I think you're better now.

I don't think I will ever enjoy going to the doctor. Like the dentist, I always leave with a problem I didn't know I had, and I have to pay for it. I hate that my grandma has to go wait in line at six in the morning to get an hour to come back, and then they can ask me the same old questions and I can recite the same old answers. Yes, I know I eat badly, I sleep over twelve hours a day, I know it's not normal to always be tired. I don't know if the pills have anything to do with it, I though that was your job to tell me. They don't like the last one that much, but I am frustrated with the entire process. Plus then there is the doubt, that if they can't fix you or find what's wrong with you, will anyone? Is it all in your head?
I went to the doctor before my foot accident, to get blood work done. After self diagnosing myself with several blood diseases (thank you google) I went back to have them decode my results; because somethings were high and some were low. My doc told me she didn't know what was wrong with me, and my grandma had to explain the whole backstory; how I was a gringa and how I had already been treated. Doc looked me over and told me to get organized, or else the hamburgers I eat at two AM will make me blow up like a balloon. But other than that, I was healthy. Leaving the office, I wanted to cry.
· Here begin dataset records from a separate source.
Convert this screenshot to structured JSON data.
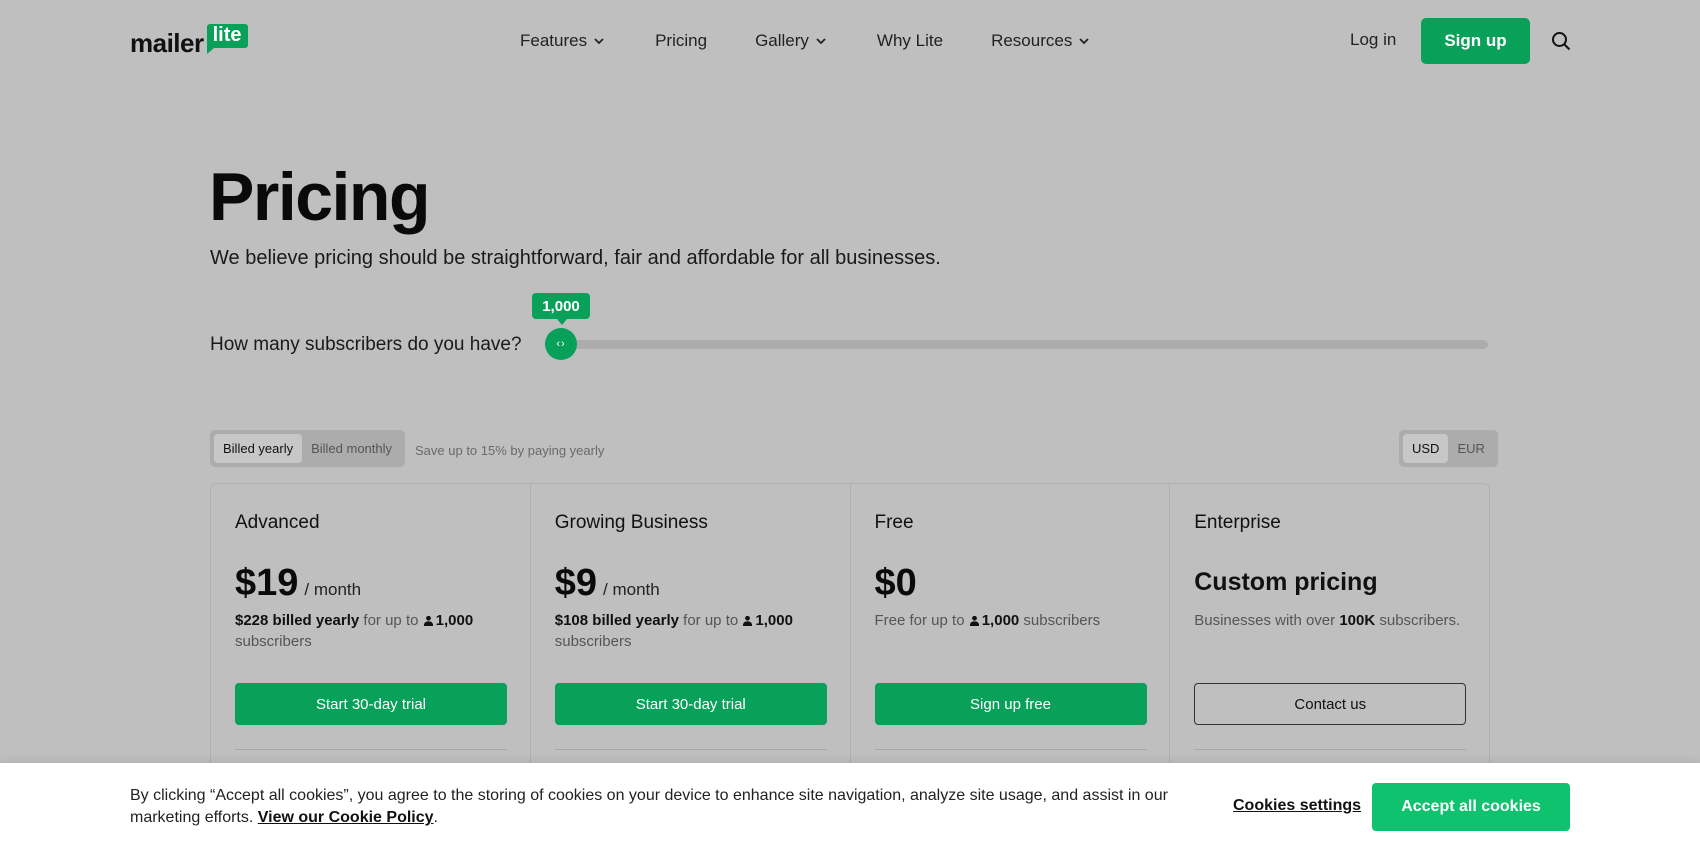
{
  "brand": {
    "logo_word": "mailer",
    "logo_badge": "lite"
  },
  "nav": {
    "items": [
      {
        "label": "Features",
        "has_dropdown": true
      },
      {
        "label": "Pricing",
        "has_dropdown": false
      },
      {
        "label": "Gallery",
        "has_dropdown": true
      },
      {
        "label": "Why Lite",
        "has_dropdown": false
      },
      {
        "label": "Resources",
        "has_dropdown": true
      }
    ],
    "login": "Log in",
    "signup": "Sign up",
    "search_icon": "search-icon"
  },
  "hero": {
    "title": "Pricing",
    "subtitle": "We believe pricing should be straightforward, fair and affordable for all businesses."
  },
  "slider": {
    "label": "How many subscribers do you have?",
    "value_label": "1,000",
    "level": 0.0,
    "thumb_glyph": "‹›"
  },
  "billing": {
    "options": [
      "Billed yearly",
      "Billed monthly"
    ],
    "selected": "Billed yearly",
    "note": "Save up to 15% by paying yearly"
  },
  "currency": {
    "options": [
      "USD",
      "EUR"
    ],
    "selected": "USD"
  },
  "plans": [
    {
      "name": "Advanced",
      "price": "$19",
      "per": "/ month",
      "desc_bold": "$228 billed yearly",
      "desc_mid": " for up to ",
      "desc_count": "1,000",
      "desc_tail": " subscribers",
      "cta": "Start 30-day trial"
    },
    {
      "name": "Growing Business",
      "price": "$9",
      "per": "/ month",
      "desc_bold": "$108 billed yearly",
      "desc_mid": " for up to ",
      "desc_count": "1,000",
      "desc_tail": " subscribers",
      "cta": "Start 30-day trial"
    },
    {
      "name": "Free",
      "price": "$0",
      "desc_pre": "Free for up to ",
      "desc_count": "1,000",
      "desc_tail": " subscribers",
      "cta": "Sign up free"
    },
    {
      "name": "Enterprise",
      "price": "Custom pricing",
      "desc_pre": "Businesses with over ",
      "desc_bold": "100K",
      "desc_tail": " subscribers.",
      "cta": "Contact us"
    }
  ],
  "cookie": {
    "text": "By clicking “Accept all cookies”, you agree to the storing of cookies on your device to enhance site navigation, analyze site usage, and assist in our marketing efforts. ",
    "link": "View our Cookie Policy",
    "end": ".",
    "settings": "Cookies settings",
    "accept": "Accept all cookies"
  },
  "colors": {
    "brand_green": "#09a05a",
    "accept_green": "#0fc26d",
    "overlay_gray": "#bfbfbf"
  }
}
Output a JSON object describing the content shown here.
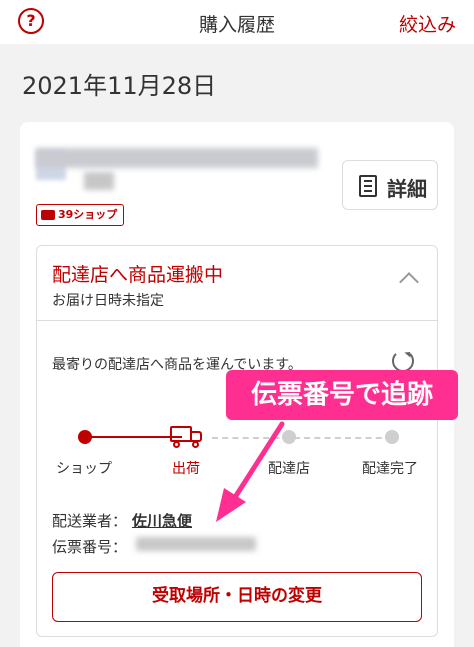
{
  "header": {
    "help_icon": "?",
    "title": "購入履歴",
    "filter_label": "絞込み"
  },
  "order": {
    "date": "2021年11月28日",
    "detail_label": "詳細",
    "shop_badge": "39ショップ"
  },
  "status": {
    "title": "配達店へ商品運搬中",
    "subtitle": "お届け日時未指定",
    "description": "最寄りの配達店へ商品を運んでいます。",
    "steps": [
      "ショップ",
      "出荷",
      "配達店",
      "配達完了"
    ],
    "current_step": 1,
    "carrier_label": "配送業者：",
    "carrier_value": "佐川急便",
    "tracking_label": "伝票番号："
  },
  "annotation": {
    "text": "伝票番号で追跡",
    "color": "#ff2f92"
  },
  "actions": {
    "change_button": "受取場所・日時の変更"
  },
  "colors": {
    "accent": "#bf0000",
    "inactive": "#cfcfcf"
  }
}
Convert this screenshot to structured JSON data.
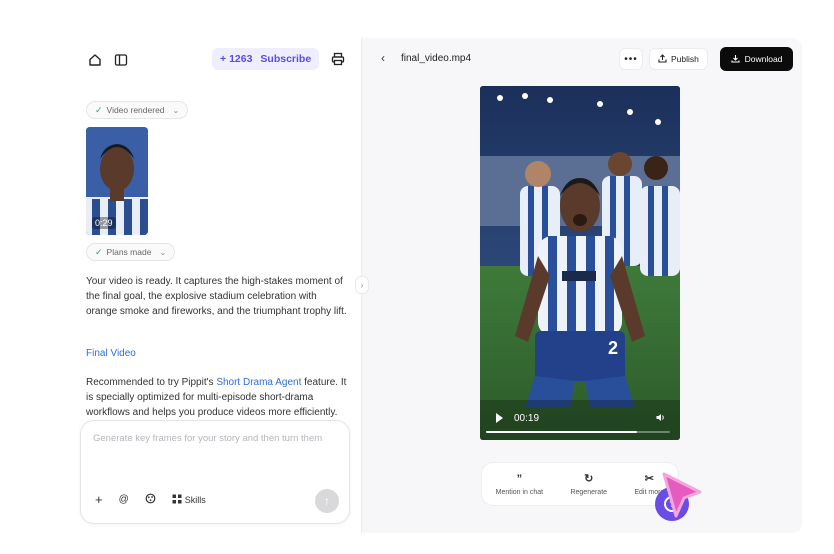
{
  "left_panel": {
    "credits": "1263",
    "subscribe_label": "Subscribe",
    "pill_video": "Video rendered",
    "thumb_duration": "0:29",
    "pill_plans": "Plans made",
    "message_1": "Your video is ready. It captures the high-stakes moment of the final goal, the explosive stadium celebration with orange smoke and fireworks, and the triumphant trophy lift.",
    "final_video_link": "Final Video",
    "rec_prefix": "Recommended to try Pippit's ",
    "rec_link": "Short Drama Agent",
    "rec_suffix": " feature. It is specially optimized for multi-episode short-drama workflows and helps you produce videos more efficiently.",
    "composer_placeholder": "Generate key frames for your story and then turn them",
    "skills_label": "Skills"
  },
  "right_panel": {
    "filename": "final_video.mp4",
    "more_label": "•••",
    "publish_label": "Publish",
    "download_label": "Download",
    "video_time": "00:19",
    "video_progress": 0.82,
    "actions": [
      {
        "icon": "quote-icon",
        "glyph": "”",
        "label": "Mention in chat"
      },
      {
        "icon": "refresh-icon",
        "glyph": "↻",
        "label": "Regenerate"
      },
      {
        "icon": "scissors-icon",
        "glyph": "✂",
        "label": "Edit more"
      }
    ]
  },
  "colors": {
    "accent": "#5b4ce6",
    "link": "#2f6fd6",
    "help_button": "#6a4ce6",
    "cursor": "#e55bc0",
    "download_bg": "#0b0b0b"
  }
}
It's always been such a sensitive subject for me, and I hated talking about it with anyone. Especially doctors who try take away my hamburgers.
Today Mom called and told us that they were evaluating my brother on Wednesday. The only evaluations available here start in July, and that means I can't get answers yet. Mom said it was fine though, because I am okay. I am okay right? Megan tell me if you are okay. Are you mad? No, mother, I am not mad, it wouldn't make sense to be mad. And even though it doesn't make any sense I feel crappy and continue to tightly knit my hat, choking down anything that I want to say because it wouldn't make any sense.